A few months ago I began using Write Or Die as a way to focus my concentration and boost my productivity. First I used it as a brainstorming tool, but in the last couple months, I’ve used it to draft new prose, and I’ve been pretty pleased with the results. If you’ve got Butt-In-Chair down but struggle to keep up the Hands-On-Keyboard part, I enthusiastically recommend this simple little app/applet. I primarily use the web-based app, and I set it to kamikaze, with a twenty-second grace period. Then, if twenty seconds pass without me typing in anything new, the app redirects my attention to the screen. Here’s where the kamikaze part comes in: this “redirection” is in the form of turning the margins of the page from pink to red and finally, if nothing new is typed, deleting the words I’ve already typed.
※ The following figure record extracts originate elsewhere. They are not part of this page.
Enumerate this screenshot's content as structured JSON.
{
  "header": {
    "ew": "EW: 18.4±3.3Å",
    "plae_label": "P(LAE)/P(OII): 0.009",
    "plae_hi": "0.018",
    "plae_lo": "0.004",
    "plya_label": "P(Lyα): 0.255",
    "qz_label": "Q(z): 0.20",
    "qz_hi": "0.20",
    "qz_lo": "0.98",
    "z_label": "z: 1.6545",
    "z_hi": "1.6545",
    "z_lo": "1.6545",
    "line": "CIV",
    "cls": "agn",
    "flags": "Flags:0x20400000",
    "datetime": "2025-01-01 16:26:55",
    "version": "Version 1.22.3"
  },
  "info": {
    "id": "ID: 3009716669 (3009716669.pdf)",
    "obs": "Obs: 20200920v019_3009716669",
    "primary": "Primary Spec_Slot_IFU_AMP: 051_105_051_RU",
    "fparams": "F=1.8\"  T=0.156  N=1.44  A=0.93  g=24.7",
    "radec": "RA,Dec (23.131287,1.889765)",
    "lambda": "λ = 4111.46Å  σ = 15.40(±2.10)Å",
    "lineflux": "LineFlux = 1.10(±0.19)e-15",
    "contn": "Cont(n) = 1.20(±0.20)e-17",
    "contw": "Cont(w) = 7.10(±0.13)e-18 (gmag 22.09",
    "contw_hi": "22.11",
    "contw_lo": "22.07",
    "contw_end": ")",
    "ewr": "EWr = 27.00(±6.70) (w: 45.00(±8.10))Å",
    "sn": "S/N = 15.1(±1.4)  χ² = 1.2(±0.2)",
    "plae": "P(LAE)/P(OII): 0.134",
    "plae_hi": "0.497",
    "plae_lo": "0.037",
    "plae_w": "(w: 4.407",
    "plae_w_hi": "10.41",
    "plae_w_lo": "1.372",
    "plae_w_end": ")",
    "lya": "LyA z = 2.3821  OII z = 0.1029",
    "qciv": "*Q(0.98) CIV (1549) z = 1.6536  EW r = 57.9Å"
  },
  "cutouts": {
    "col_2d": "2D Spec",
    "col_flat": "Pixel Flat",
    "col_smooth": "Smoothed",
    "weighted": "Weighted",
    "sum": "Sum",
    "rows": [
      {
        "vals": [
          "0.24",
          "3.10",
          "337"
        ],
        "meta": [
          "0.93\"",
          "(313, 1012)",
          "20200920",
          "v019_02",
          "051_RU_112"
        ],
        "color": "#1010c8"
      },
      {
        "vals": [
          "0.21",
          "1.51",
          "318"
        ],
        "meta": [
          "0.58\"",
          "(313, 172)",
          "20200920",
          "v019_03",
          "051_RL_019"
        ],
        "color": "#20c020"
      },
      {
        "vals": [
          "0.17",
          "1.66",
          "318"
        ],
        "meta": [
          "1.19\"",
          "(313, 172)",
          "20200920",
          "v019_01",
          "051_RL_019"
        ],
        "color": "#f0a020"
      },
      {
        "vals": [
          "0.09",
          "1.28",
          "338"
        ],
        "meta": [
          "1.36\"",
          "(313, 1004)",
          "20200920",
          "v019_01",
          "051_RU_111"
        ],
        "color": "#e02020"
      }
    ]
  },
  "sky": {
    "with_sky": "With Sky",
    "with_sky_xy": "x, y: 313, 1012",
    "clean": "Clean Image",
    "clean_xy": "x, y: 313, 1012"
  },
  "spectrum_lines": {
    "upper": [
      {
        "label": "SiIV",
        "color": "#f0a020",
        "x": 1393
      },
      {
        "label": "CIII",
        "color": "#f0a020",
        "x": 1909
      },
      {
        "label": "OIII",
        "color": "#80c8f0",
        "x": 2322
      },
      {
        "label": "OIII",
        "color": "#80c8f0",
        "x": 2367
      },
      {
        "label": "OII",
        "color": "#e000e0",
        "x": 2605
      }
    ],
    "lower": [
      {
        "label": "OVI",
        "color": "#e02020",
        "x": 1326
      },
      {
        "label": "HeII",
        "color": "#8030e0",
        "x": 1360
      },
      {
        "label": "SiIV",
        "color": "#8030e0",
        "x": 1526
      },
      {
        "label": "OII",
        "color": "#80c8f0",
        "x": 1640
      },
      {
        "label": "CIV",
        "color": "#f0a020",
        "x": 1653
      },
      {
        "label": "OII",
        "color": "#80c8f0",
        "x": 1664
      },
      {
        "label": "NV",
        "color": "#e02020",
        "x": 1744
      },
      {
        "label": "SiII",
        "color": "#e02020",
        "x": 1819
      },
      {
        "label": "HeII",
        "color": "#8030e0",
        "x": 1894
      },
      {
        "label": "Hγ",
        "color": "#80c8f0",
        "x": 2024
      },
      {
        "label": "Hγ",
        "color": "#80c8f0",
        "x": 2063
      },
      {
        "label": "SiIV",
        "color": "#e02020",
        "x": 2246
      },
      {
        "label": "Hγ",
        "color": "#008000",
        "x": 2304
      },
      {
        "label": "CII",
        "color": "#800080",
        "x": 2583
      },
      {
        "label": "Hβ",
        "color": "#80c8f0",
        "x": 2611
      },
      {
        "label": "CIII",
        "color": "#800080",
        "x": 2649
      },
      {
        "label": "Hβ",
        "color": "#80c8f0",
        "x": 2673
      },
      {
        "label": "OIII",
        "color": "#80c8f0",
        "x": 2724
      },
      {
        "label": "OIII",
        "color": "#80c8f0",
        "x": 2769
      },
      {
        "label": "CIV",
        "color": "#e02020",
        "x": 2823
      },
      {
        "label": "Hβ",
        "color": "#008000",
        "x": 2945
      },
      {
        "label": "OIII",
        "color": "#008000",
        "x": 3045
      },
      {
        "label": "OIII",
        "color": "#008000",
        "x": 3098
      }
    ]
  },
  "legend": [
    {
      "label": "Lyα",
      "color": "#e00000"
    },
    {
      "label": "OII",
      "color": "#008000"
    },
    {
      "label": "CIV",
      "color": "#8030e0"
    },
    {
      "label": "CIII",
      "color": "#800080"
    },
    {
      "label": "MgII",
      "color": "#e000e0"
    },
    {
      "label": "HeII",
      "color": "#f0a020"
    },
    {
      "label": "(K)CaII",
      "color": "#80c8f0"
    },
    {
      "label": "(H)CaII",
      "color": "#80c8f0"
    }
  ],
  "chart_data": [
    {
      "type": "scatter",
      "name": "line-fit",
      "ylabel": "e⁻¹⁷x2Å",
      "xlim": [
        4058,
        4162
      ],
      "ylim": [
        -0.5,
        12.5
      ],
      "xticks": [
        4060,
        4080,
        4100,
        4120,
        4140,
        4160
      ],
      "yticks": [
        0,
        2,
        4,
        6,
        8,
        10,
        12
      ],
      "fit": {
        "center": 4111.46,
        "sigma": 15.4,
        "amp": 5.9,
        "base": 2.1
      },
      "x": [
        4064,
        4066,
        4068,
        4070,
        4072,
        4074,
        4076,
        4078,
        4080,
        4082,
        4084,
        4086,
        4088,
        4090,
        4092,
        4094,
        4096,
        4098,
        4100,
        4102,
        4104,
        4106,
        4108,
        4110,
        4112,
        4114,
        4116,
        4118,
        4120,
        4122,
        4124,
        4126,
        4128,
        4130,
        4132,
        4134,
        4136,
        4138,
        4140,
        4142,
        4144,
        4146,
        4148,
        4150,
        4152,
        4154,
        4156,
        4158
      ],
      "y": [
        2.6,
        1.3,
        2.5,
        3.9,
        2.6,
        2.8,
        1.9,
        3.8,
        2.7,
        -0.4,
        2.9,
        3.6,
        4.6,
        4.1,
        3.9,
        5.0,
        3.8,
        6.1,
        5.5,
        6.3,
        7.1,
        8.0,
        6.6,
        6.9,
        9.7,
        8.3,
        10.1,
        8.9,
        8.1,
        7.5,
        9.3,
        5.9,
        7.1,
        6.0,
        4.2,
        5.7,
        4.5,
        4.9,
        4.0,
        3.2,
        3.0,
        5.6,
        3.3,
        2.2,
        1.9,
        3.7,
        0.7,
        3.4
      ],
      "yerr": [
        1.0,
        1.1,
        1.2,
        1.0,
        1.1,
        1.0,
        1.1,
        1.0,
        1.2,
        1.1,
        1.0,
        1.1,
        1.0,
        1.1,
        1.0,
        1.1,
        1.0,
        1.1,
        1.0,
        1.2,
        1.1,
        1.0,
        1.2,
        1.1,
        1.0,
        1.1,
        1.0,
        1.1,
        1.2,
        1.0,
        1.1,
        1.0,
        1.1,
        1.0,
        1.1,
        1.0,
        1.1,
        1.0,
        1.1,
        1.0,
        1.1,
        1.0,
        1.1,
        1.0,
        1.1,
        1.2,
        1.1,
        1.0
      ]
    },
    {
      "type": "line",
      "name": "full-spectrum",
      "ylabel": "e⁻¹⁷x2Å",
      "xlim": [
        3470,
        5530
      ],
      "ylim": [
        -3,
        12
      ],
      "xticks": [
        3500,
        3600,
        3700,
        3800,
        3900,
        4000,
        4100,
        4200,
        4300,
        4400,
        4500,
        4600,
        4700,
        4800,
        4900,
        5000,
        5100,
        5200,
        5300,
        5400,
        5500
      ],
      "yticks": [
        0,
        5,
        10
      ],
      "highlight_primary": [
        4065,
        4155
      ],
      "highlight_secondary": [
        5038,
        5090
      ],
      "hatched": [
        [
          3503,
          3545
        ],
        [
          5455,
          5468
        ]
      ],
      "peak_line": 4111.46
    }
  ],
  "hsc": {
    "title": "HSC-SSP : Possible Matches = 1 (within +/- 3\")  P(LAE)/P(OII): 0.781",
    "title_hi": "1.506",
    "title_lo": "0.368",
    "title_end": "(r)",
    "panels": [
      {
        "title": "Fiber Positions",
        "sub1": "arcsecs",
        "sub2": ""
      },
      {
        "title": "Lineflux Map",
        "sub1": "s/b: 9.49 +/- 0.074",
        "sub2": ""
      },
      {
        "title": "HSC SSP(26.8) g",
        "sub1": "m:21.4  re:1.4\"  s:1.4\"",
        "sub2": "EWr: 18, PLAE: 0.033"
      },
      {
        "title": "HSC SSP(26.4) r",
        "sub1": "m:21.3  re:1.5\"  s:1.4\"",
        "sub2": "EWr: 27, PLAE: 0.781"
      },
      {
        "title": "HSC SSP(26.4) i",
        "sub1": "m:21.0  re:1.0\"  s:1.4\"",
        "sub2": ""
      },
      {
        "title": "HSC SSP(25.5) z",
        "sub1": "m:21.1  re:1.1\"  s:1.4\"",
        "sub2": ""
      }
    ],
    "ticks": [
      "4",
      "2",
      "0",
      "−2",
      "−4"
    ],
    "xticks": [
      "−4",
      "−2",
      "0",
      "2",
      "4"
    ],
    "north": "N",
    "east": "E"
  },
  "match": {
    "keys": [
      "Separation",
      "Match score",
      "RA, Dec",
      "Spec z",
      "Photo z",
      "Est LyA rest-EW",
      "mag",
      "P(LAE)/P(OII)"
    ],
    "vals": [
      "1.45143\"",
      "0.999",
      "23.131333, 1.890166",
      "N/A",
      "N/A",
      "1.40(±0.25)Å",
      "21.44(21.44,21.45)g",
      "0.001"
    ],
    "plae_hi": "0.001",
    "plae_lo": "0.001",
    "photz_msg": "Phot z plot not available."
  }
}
When I tell people about this, they’re often freaked out. One writer told me she didn’t need any more stress when it came to her writing, but the thing is, for me, there is no stress. I virtually never lose a word, because there is plenty of warning before this happens. So I don’t perceive any consequence, just a reminder of what I wanted to do with this time. The possibility of losing words is just there to keep me from ignoring the warning and checking twitter just one more time–to give the reminder some teeth–but it’s not like I live in fear of losing my precious prose. I just write for the half hour I typically set aside and then take a short break afterword, lather, rinse, repeat.
A couple weeks ago, when Written?Kitten was making the rounds, I saw a lot of people comparing it to Write or Die–heck, I did it myself, suggesting it was the “positive reinforcement” version. While I think Written?Kitten is really cute, though, it wouldn’t work for me, because it doesn’t do what Write or Die does for me–it doesn’t redirect me if I go off task. I could stop writing and stare out the window and, okay, I’d get no cute pictures, but there’d be no consequence either. I seem to benefit more from the negative reinforcement than from positive reinforcement.
A few weeks ago I was browsing the blog at Write Or Die when I ran across a post asking people about their preferences between the free online app and the $10 downloadable app. Because I have paid for and downloaded the app but still prefer the web application when I have internet, I was intrigued by the topic. In addition to posting my own thoughts and my reasons for preferring the web app, I read through all fifty million comments everybody else had posted. (Dang I wish Dr. Wicked would send a few commenters to my lonely blog.) It was a fascinating look into other people’s thought processes.
(For instance, a lot of people posted that they couldn’t justify shelling out $10 for a product they only use one month a year. It was eye-opening to see how many NaNoWriMo participants don’t aspire to beinig authors year-round, but just for thirty days out of every 365.)
A lot of people said they didn’t buy the app because they were students with no spending money, or because they can’t use paypal, or things along those lines. Fair enough. Some people thought ten dollars was simply more than the product was worth. Again, fair enough.
One thing I saw over and over, though, was the argument that there was no sense in buying the downloadable app when the online one was already free. I couldn’t help but wonder if those commenters thought the free app was paid for by their taxes or something. Advertising? (I see no advertising on the blog.) I couldn’t help wondering what conclusions, if any, I could draw about the file-sharing arguments I often see online from this unscientific sampling I saw in this one comment thread.
I do have other unscientific samples that seem to indicate that an enormous majority of people feel no need to pay for crowd-supported products when they’re available for free, even if they benefit from them extensively. Every year during Wikipedia’s donation campaign, they note that it would only take a small donation from just a fraction of their readers to end reach their annual goal. Similarly, Duotrope.com, another crowd-funded site I use, notes on their donation page that if each user donated $6.01, they would meet their goal for this year. Instead, only 18% of their registered users donate a median of $10 each.
Crowd-funded products aren’t free because they aren’t worth paying for or because their creators don’t need the money. They’re free because they’re predicated on a different consumer model: one where you as the end-user get to determine if the product really measured up, and if it was valuable, and then pay for the value you received, instead of one where you are forced to pay for something up front and hope you get your money’s worth. It’s like a show at a Renn-Faire where they pass a hat around afterward. The performers still deserve to be compensated for entertaining you; they’re just letting you decide how much that entertainment was worth. (And as an added benefit, yeah, that means that people who don’t have a ton of money can still have access to their products. If you can’t pay for something now, maybe one day later you will, or maybe you’ll pay it forward to someone else, or maybe you’ll help generate good word of )
I sometimes download software from C|Net that I don’t pay anything for–because in the end I don’t get much or any use out of it. But for the websites and products that enrich my life, yeah, I kick in a few bucks. Products or sites I’ve contributed to include Something Positive, Questionable Content, XKCD, Wikipedia, Write or Die, and Duotrope. That’s not an exhaustive list, just what comes to mind right now.
So what about you? Assuming you can afford it, have you paid for the “free” stuff you enjoy?